Price impact visible

* Cash differentials of ESPO Blend have soared in recent days following talk of fresh buying from refiners in India, as well as strong interest from China.

* Indian refiners are believed to have collectively bought seven Russian ESPO Blend cargoes for April loading, according to trade sources and Kpler shipping data.

* While some sources attributed India's buying of ESPO to the disruption in trade flows of Urals crude, others said the recent rebound in the medium sour crude complex might have also spurred refiners to seek alternative Russian grades.

* ESPO crude is primarily shipped from Kozmino in Aframaxes carrying around 100,000 mt each.
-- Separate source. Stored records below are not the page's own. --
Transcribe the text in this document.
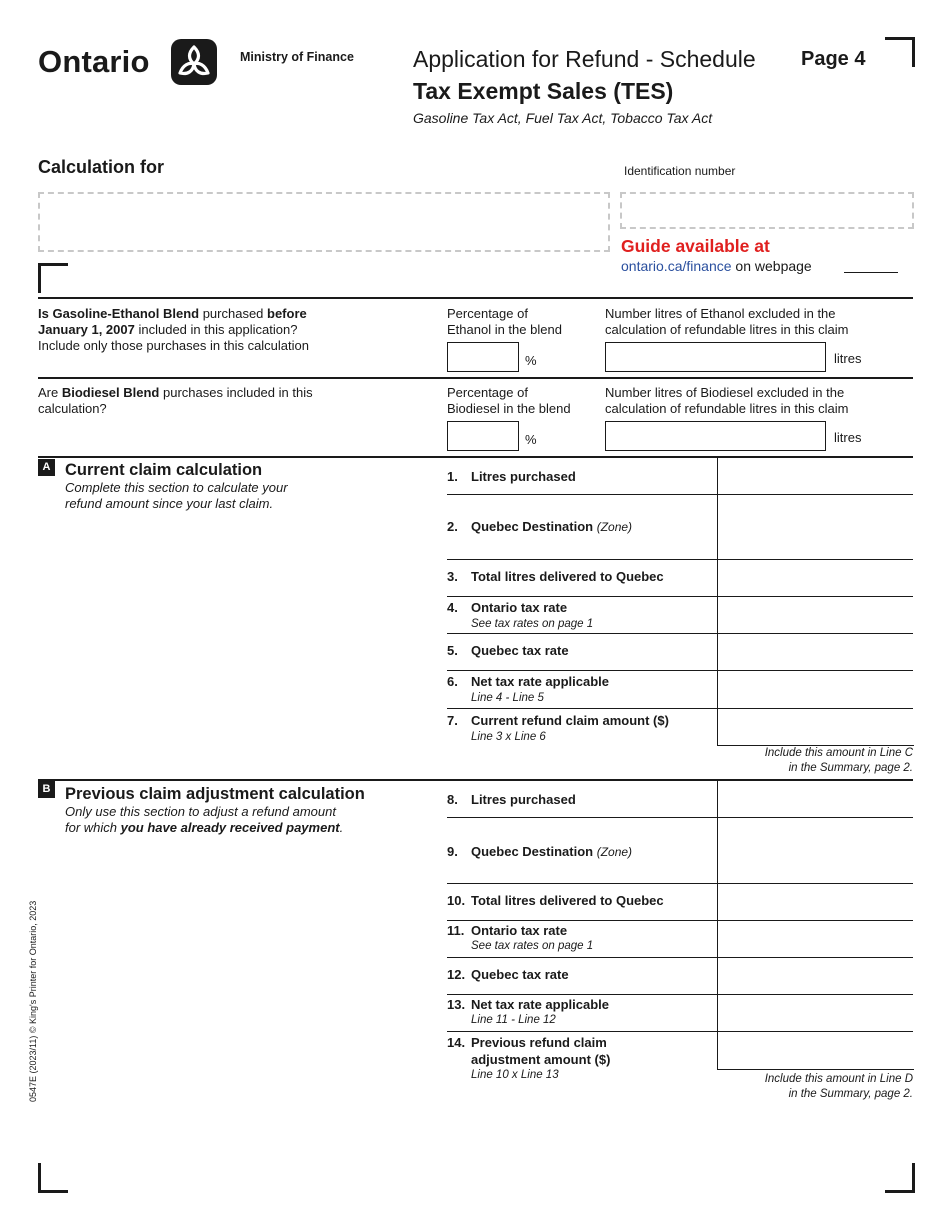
Ontario	Ministry of Finance	Application for Refund - Schedule
Tax Exempt Sales (TES)
Gasoline Tax Act, Fuel Tax Act, Tobacco Tax Act
Page 4
Calculation for	Identification number
Guide available at
ontario.ca/finance on webpage
Is Gasoline-Ethanol Blend purchased before
January 1, 2007 included in this application?
Include only those purchases in this calculation
Percentage of
Ethanol in the blend
%
Number litres of Ethanol excluded in the
calculation of refundable litres in this claim
litres
Are Biodiesel Blend purchases included in this
calculation?
Percentage of
Biodiesel in the blend
%
Number litres of Biodiesel excluded in the
calculation of refundable litres in this claim
litres
A Current claim calculation
Complete this section to calculate your
refund amount since your last claim.
1. Litres purchased
2. Quebec Destination (Zone)
3. Total litres delivered to Quebec
4. Ontario tax rate
See tax rates on page 1
5. Quebec tax rate
6. Net tax rate applicable
Line 4 - Line 5
7. Current refund claim amount ($)
Line 3 x Line 6
Include this amount in Line C
in the Summary, page 2.
B Previous claim adjustment calculation
Only use this section to adjust a refund amount
for which you have already received payment.
8. Litres purchased
9. Quebec Destination (Zone)
10. Total litres delivered to Quebec
11. Ontario tax rate
See tax rates on page 1
12. Quebec tax rate
13. Net tax rate applicable
Line 11 - Line 12
14. Previous refund claim
adjustment amount ($)
Line 10 x Line 13	Include this amount in Line D
in the Summary, page 2.
0547E (2023/11) © King's Printer for Ontario, 2023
Russia has been consistently exporting more than 3 million mt/month of ESPO crude from Kozmino, with shipments in January climbing close to 4 million mt, according to shipping industry estimates.

* Prior to Russia's invasion of Ukraine, Aframax freight from Kozmino to North China was less than $500,000; it has since jumped fourfold to more than $2 million and is set to rise further, one freight broker said.

* Platts assessed Aframax freight on the Kozmino-North China route at $2.1 million March 6, compared with $470,000 in the week before the Ukraine invasion in February 2022, S&P Global data showed. A trade source estimated the lumpsum rate from Kozmino to east coast India at $4 million and to west coast India at $4.5 million.

 

China demand robust

* While India is a new buyer of ESPO crude, fresh demand from China is already making a bigger impact on ESPO premiums.

* State-run Unipec is believed to have recently bought at least four ESPO cargoes for April, and Hengli Petrochemical, which had not bought any ESPO cargoes in the past few years after commissioning, was also heard to have bought around four to five ESPO cargoes.

* Robust demand has seen offers for April-delivery ESPO to China's independent teapot refiners in Shandong at discounts of around $7-$7.50/b against June ICE Brent futures on a DES basis, sources said. This was up sharply from the last trade heard for April delivery at June ICE Brent futures minus $8.50/b, DES Shandong, by an independent refiner.